Tens of thousands of nurses and ambulance workers walked off their jobs in England on Monday, demanding better pay.
Though strikes have persisted in the country for nearly a year, as workers in different sectors call for pay increases to correspond with two-digit inflation figures and a cost-of-living crisis, Monday was the first time nurses and paramedics both walked out on the same day.
The Unite trade union called it the "biggest NHS strike in our history."
The Royal College of Nursing (RCN) union said planned strikes in Wales were canceled after a new National Health Service pay offer provided by the Welsh government.
Why are the health care workers striking?
Nurses argue that their strike is to preserve the profession, which they say many are abandoning in favor of more lucrative jobs.
"We're already on our knees. It's only going to get worse because more and more people will leave the profession," said trainee nursing associate Victoria Busk, who works on a trauma ward at the Queen Elizabeth Hospital in Birmingham, central England. She added that a single nurse was doing the job of three.
Others argued that the understaffing issue posed a risk to patients.
"Every time you go on a shift, it's dangerous due to low staffing," said Angela Unufe on a picket line outside the Queen's Medical Centre in Nottingham, also in central England.
The nurses strike is scheduled to run for 48 hours. Ambulance staff are expected to strike again on Friday, and physiotherapists Thursday, making the week probably the most disruptive in NHS history, its Medical Director Stephen Powis said.
However, unions say emergency care and cancer treatment will not be disrupted despite the walkout. The ambulance service also vowed to respond to the most urgent calls during their one-day strike.

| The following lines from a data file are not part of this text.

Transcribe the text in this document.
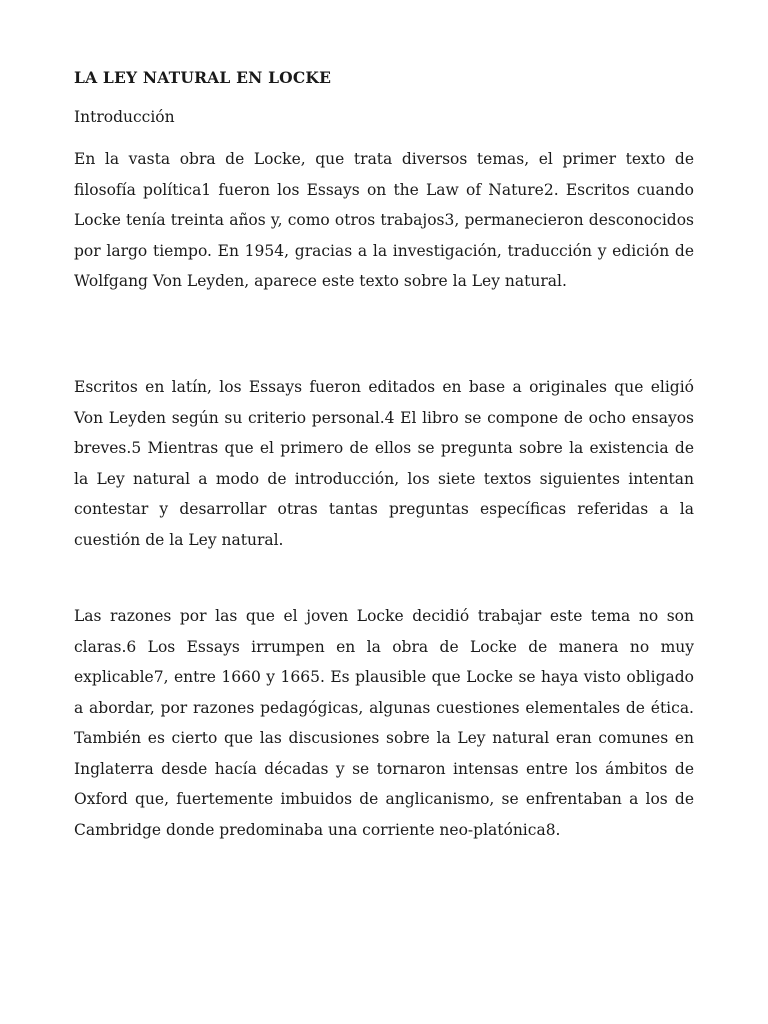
LA LEY NATURAL EN LOCKE
Introducción

En la vasta obra de Locke, que trata diversos temas, el primer texto de filosofía política1 fueron los Essays on the Law of Nature2. Escritos cuando Locke tenía treinta años y, como otros trabajos3, permanecieron desconocidos por largo tiempo. En 1954, gracias a la investigación, traducción y edición de Wolfgang Von Leyden, aparece este texto sobre la Ley natural.

Escritos en latín, los Essays fueron editados en base a originales que eligió Von Leyden según su criterio personal.4 El libro se compone de ocho ensayos breves.5 Mientras que el primero de ellos se pregunta sobre la existencia de la Ley natural a modo de introducción, los siete textos siguientes intentan contestar y desarrollar otras tantas preguntas específicas referidas a la cuestión de la Ley natural.

Las razones por las que el joven Locke decidió trabajar este tema no son claras.6 Los Essays irrumpen en la obra de Locke de manera no muy explicable7, entre 1660 y 1665. Es plausible que Locke se haya visto obligado a abordar, por razones pedagógicas, algunas cuestiones elementales de ética. También es cierto que las discusiones sobre la Ley natural eran comunes en Inglaterra desde hacía décadas y se tornaron intensas entre los ámbitos de Oxford que, fuertemente imbuidos de anglicanismo, se enfrentaban a los de Cambridge donde predominaba una corriente neo-platónica8.
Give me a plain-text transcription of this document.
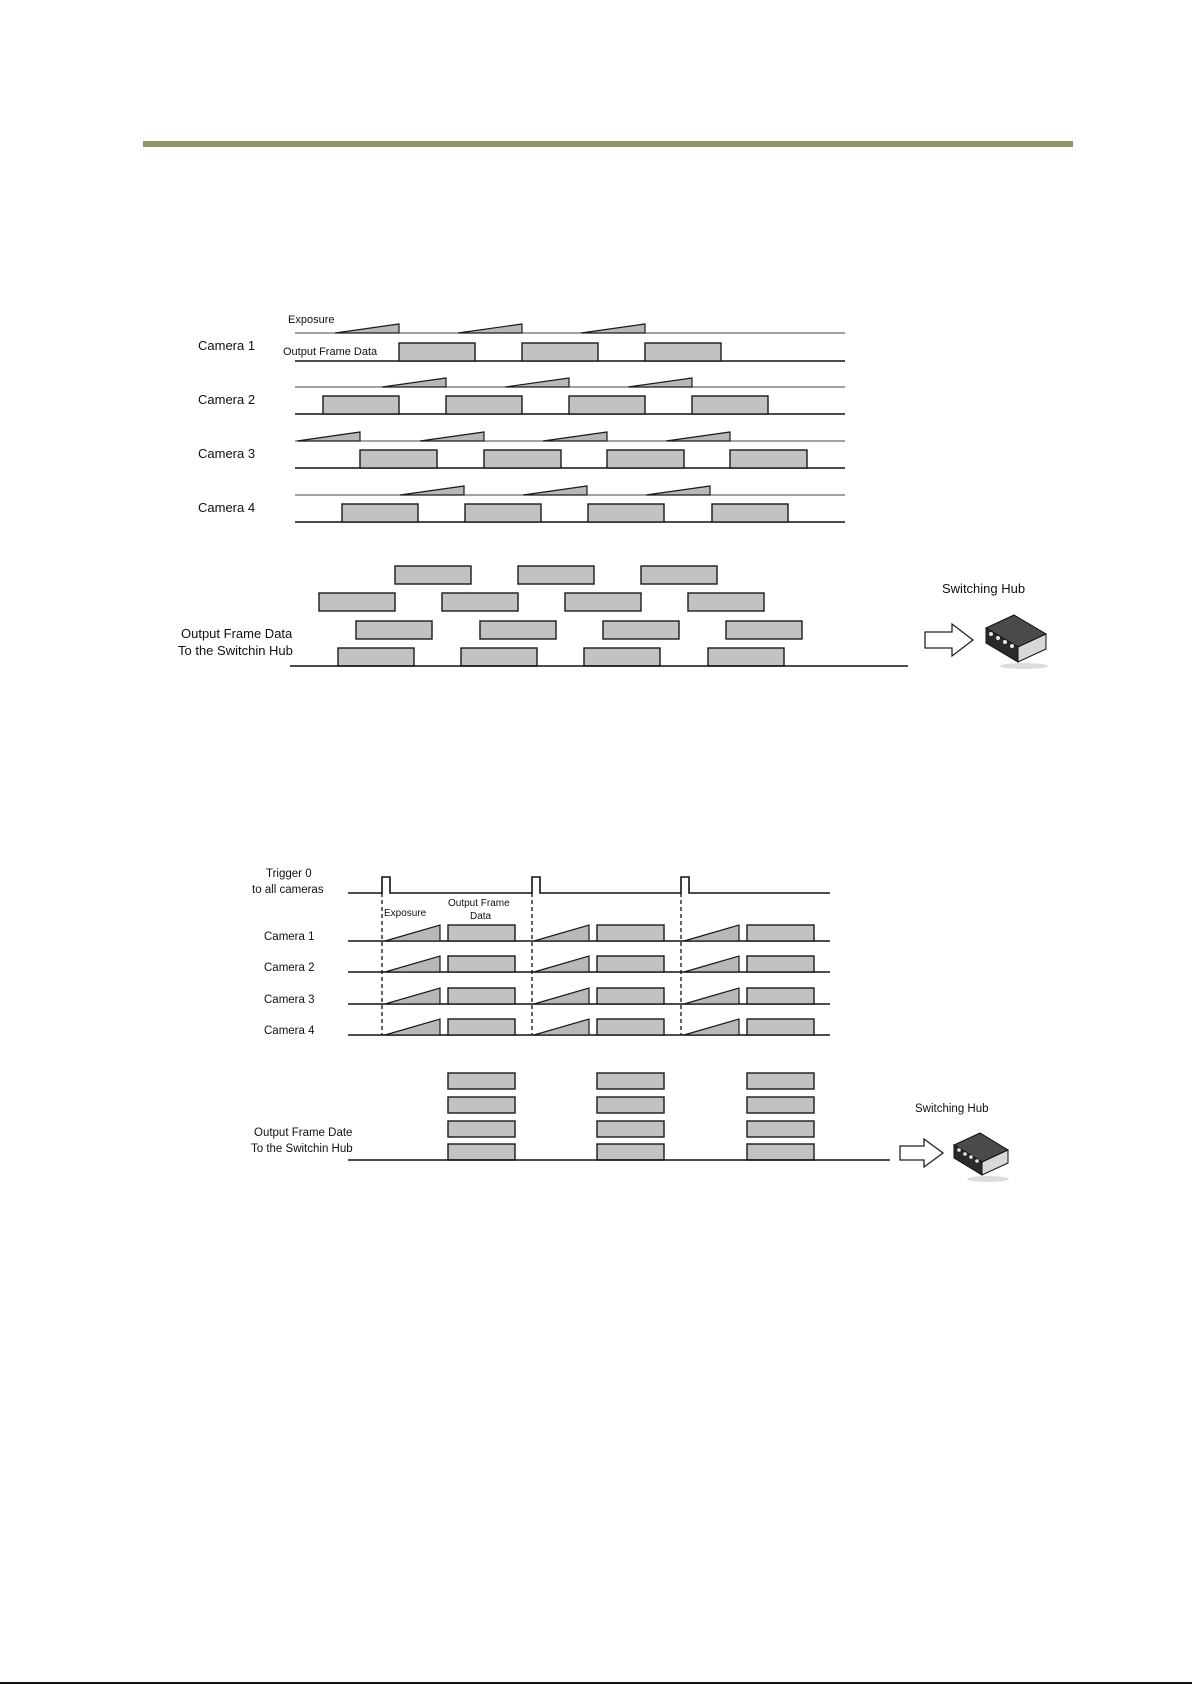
Exposure
Output Frame Data
Camera 1
Camera 2
Camera 3
Camera 4
Output Frame Data
To the Switchin Hub
Switching Hub
Trigger 0
to all cameras
Exposure
Output Frame
Data
Camera 1
Camera 2
Camera 3
Camera 4
Output Frame Date
To the Switchin Hub
Switching Hub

British government condemns walkout
Business Secretary Grant Shapps said the paramedic strike could put lives at risk, by creating what he described as a "postcode lottery when it comes to having a heart attack or a stroke."
The UK reported inflation of 10.5% in December last year, maintaining a nearly 40-year-all-time-high. While inflation is putting pressure on several public workers, the Conservative government argues that raising salaries with the rate unions are demanding would stand in the way of bringing inflation down.
Throughout the past year, strikes have persisted and expanded among various different public sectors, ranging from teachers to bus and train drivers, airport workers, border staff and postal workers.
Last month, the government of Prime Minister Rishi Sunak proposed a controversial bill, dubbed "anti-strike bill" by the media. The bill sets "minimum safety levels" that must be maintained during strikes within certain professions, in a way that complicates the process of walkouts.